While dismissing the ''terrible quagmire issue,'' Pickering recognized
that leftist rebel units involved in the drug trade would be
legitimate ''objectives'' of Colombian troops receiving U.S. assistance.

''If the guerrillas would get out of the drug trade, they would have
nothing to fear from the United States,'' the envoy added.

New intelligence estimates provided to The Associated Press on Monday
show that cocaine production increased by 20 percent last year in
Colombia already the world's principal supplier.

Land used for coca, the crop used to make cocaine, totaled 465 square
miles up from 393 square miles in 1998, the figures show.

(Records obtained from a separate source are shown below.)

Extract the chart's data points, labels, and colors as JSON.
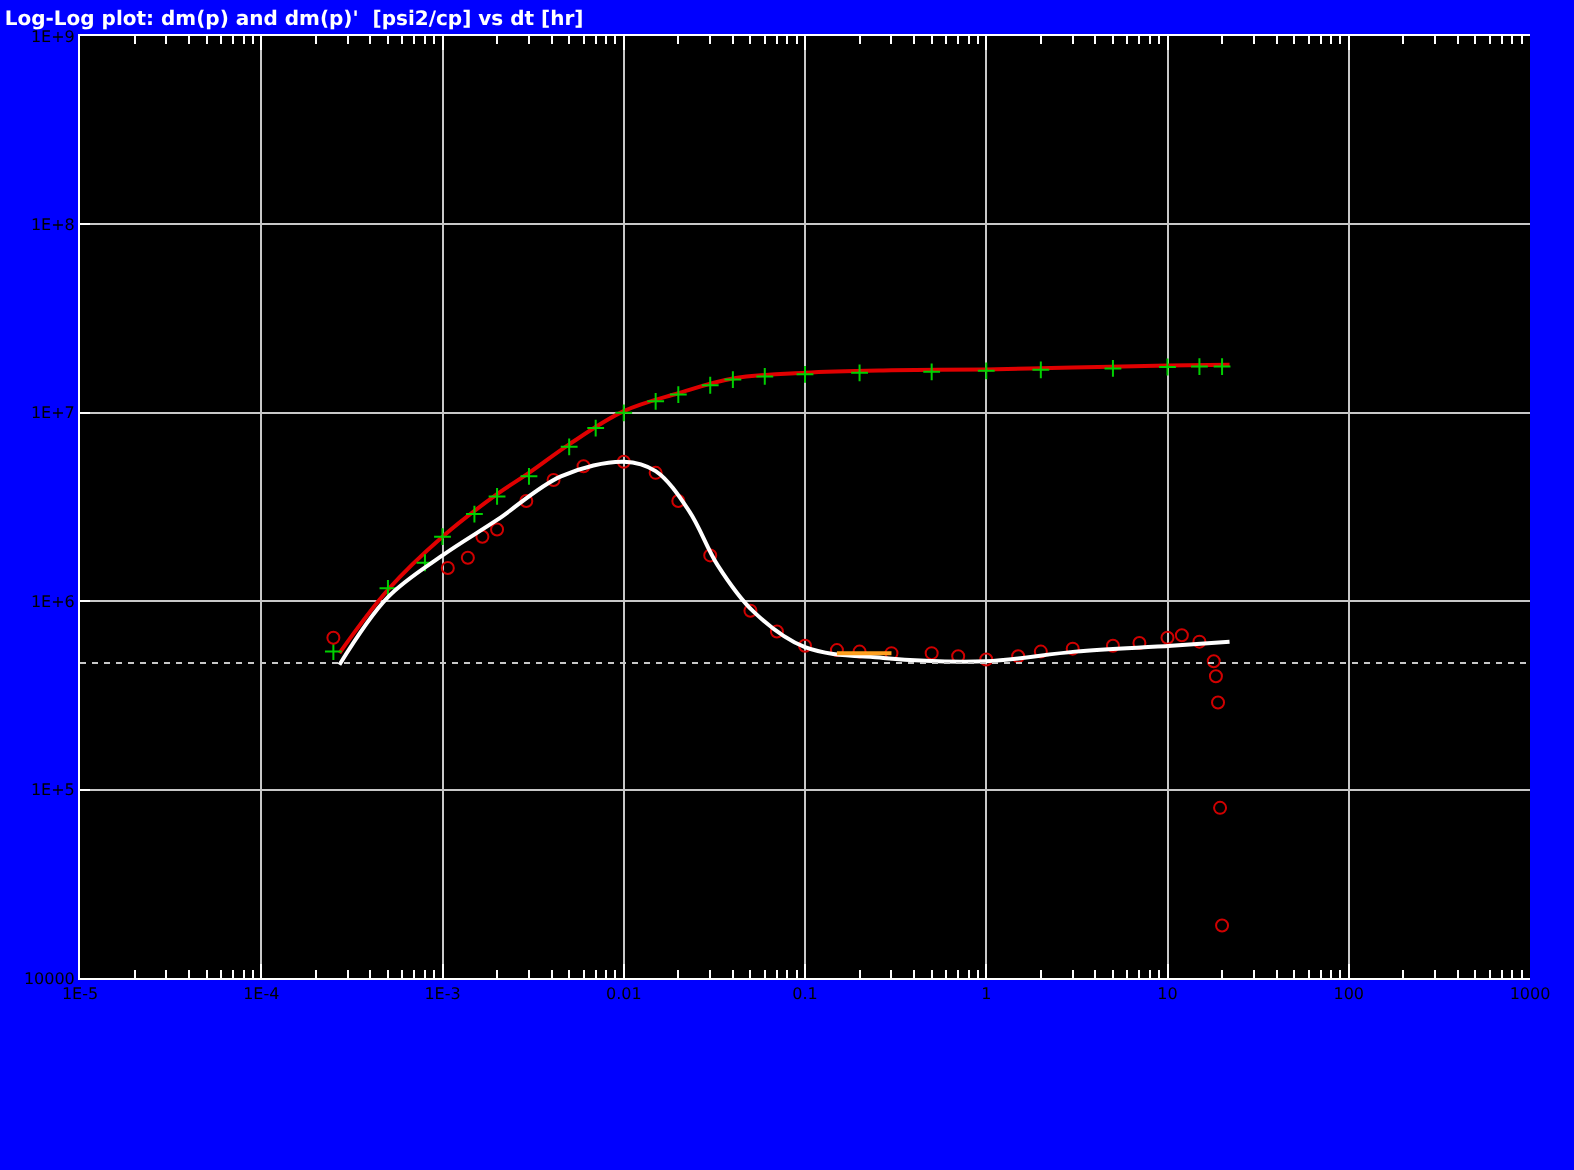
{
  "chart_data": {
    "type": "scatter",
    "title": "Log-Log plot: dm(p) and dm(p)'  [psi2/cp] vs dt [hr]",
    "log": "xy",
    "grid": true,
    "xlim": [
      1e-05,
      1000
    ],
    "ylim": [
      10000,
      1000000000
    ],
    "xticks": [
      {
        "value": 1e-05,
        "label": "1E-5"
      },
      {
        "value": 0.0001,
        "label": "1E-4"
      },
      {
        "value": 0.001,
        "label": "1E-3"
      },
      0.01,
      0.1,
      1,
      10,
      100,
      1000
    ],
    "yticks": [
      10000,
      {
        "value": 100000,
        "label": "1E+5"
      },
      {
        "value": 1000000,
        "label": "1E+6"
      },
      {
        "value": 10000000,
        "label": "1E+7"
      },
      {
        "value": 100000000,
        "label": "1E+8"
      },
      {
        "value": 1000000000,
        "label": "1E+9"
      }
    ],
    "ref_lines": [
      {
        "axis": "y",
        "value": 470000,
        "color": "#c8c8c8",
        "line_style": "dotted"
      }
    ],
    "series": [
      {
        "type": "line",
        "color": "#e00000",
        "x": [
          0.00027,
          0.0005,
          0.001,
          0.002,
          0.003,
          0.005,
          0.01,
          0.02,
          0.04,
          0.1,
          0.3,
          1,
          3,
          10,
          22
        ],
        "values": [
          530000,
          1150000,
          2200000,
          3700000,
          4800000,
          6800000,
          10200000,
          12700000,
          15200000,
          16300000,
          16800000,
          17000000,
          17400000,
          17800000,
          18000000
        ]
      },
      {
        "marker": "cross",
        "color": "#00d000",
        "x": [
          0.00025,
          0.0005,
          0.0008,
          0.001,
          0.0015,
          0.002,
          0.003,
          0.005,
          0.007,
          0.01,
          0.015,
          0.02,
          0.03,
          0.04,
          0.06,
          0.1,
          0.2,
          0.5,
          1,
          2,
          5,
          10,
          15,
          20
        ],
        "values": [
          540000,
          1170000,
          1600000,
          2200000,
          2900000,
          3600000,
          4600000,
          6600000,
          8300000,
          10000000,
          11500000,
          12500000,
          14000000,
          15000000,
          15600000,
          16000000,
          16300000,
          16500000,
          16700000,
          16900000,
          17200000,
          17500000,
          17600000,
          17600000
        ]
      },
      {
        "marker": "circle",
        "color": "#d00000",
        "x": [
          0.00025,
          0.00107,
          0.00138,
          0.00166,
          0.002,
          0.0029,
          0.0041,
          0.006,
          0.01,
          0.015,
          0.02,
          0.03,
          0.05,
          0.07,
          0.1,
          0.15,
          0.2,
          0.3,
          0.5,
          0.7,
          1,
          1.5,
          2,
          3,
          5,
          7,
          10,
          12,
          15,
          18,
          18.5,
          19,
          19.5,
          20
        ],
        "values": [
          640000,
          1500000,
          1700000,
          2200000,
          2400000,
          3400000,
          4400000,
          5200000,
          5500000,
          4800000,
          3400000,
          1750000,
          890000,
          690000,
          580000,
          550000,
          540000,
          530000,
          530000,
          510000,
          490000,
          510000,
          540000,
          560000,
          580000,
          600000,
          640000,
          660000,
          610000,
          480000,
          400000,
          290000,
          80000,
          19000
        ]
      },
      {
        "type": "line",
        "color": "#ffffff",
        "x": [
          0.00027,
          0.0005,
          0.001,
          0.002,
          0.0045,
          0.01,
          0.015,
          0.023,
          0.033,
          0.052,
          0.1,
          0.27,
          1,
          3.1,
          10.5,
          22
        ],
        "values": [
          460000,
          1050000,
          1750000,
          2700000,
          4600000,
          5500000,
          4900000,
          3000000,
          1550000,
          880000,
          570000,
          500000,
          480000,
          540000,
          580000,
          610000
        ]
      },
      {
        "type": "line",
        "color": "#ffa020",
        "x": [
          0.15,
          0.3
        ],
        "values": [
          530000,
          530000
        ]
      }
    ]
  }
}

Coca cultivation, meanwhile, is dropping in neighboring South American
countries whose political environments are not as fertile to drug
trafficking as Colombia's.

Drug traffickers began moving their planting operations into Colombia
in the mid-1990s, taking advantage of the lawlessness.

Leftist rebels and their rightist paramilitary foes control nearly
half of the Colombian countryside, and both make huge profits by
taxing peasant growers and protecting drug laboratories and
clandestine airstrips.

From 1998 to 1999, the new CIA estimates show, acreage devoted to coca
bush dropped from 197 square miles to 150 square miles in Peru and
from 147 square miles to 85 square miles in Bolivia.

Overall, cocaine production in the Andean region was down 7
percent.

But Colombia's coca crop is expanding most rapidly in the southern
Putumayo state, where the U.S.-trained army battalions will provide
ground and air protection while crop-dusting planes spray deadly
herbicides on the crops.

Armed resistance is expected from the Revolutionary Armed Forces of
Colombia the 15,000-strong rebel group that dominates the region.

Colombia's defense minister says he also expects violent protests from
tens of thousands of peasants who depend on coca production for their
livelihood.

Pastrana has said his government expects thousands of those peasants
to be displaced once the cocaine fields are eradicated.

The proposed U.S. aid package includes $176 million for resettling
uprooted peasants and helping them find a legal way to make a living.

Nearly 2 million Colombians have already fled their homes during the
past decade to escape fighting between rebels, paramilitary groups and
the armed forces.

Several international humanitarian organizations, including Catholic
Relief Services and the U.S. Committee for Refugees, are urging
Congress to devote a higher share of the U.S. aid package to
assistance for those already displaced by the fighting.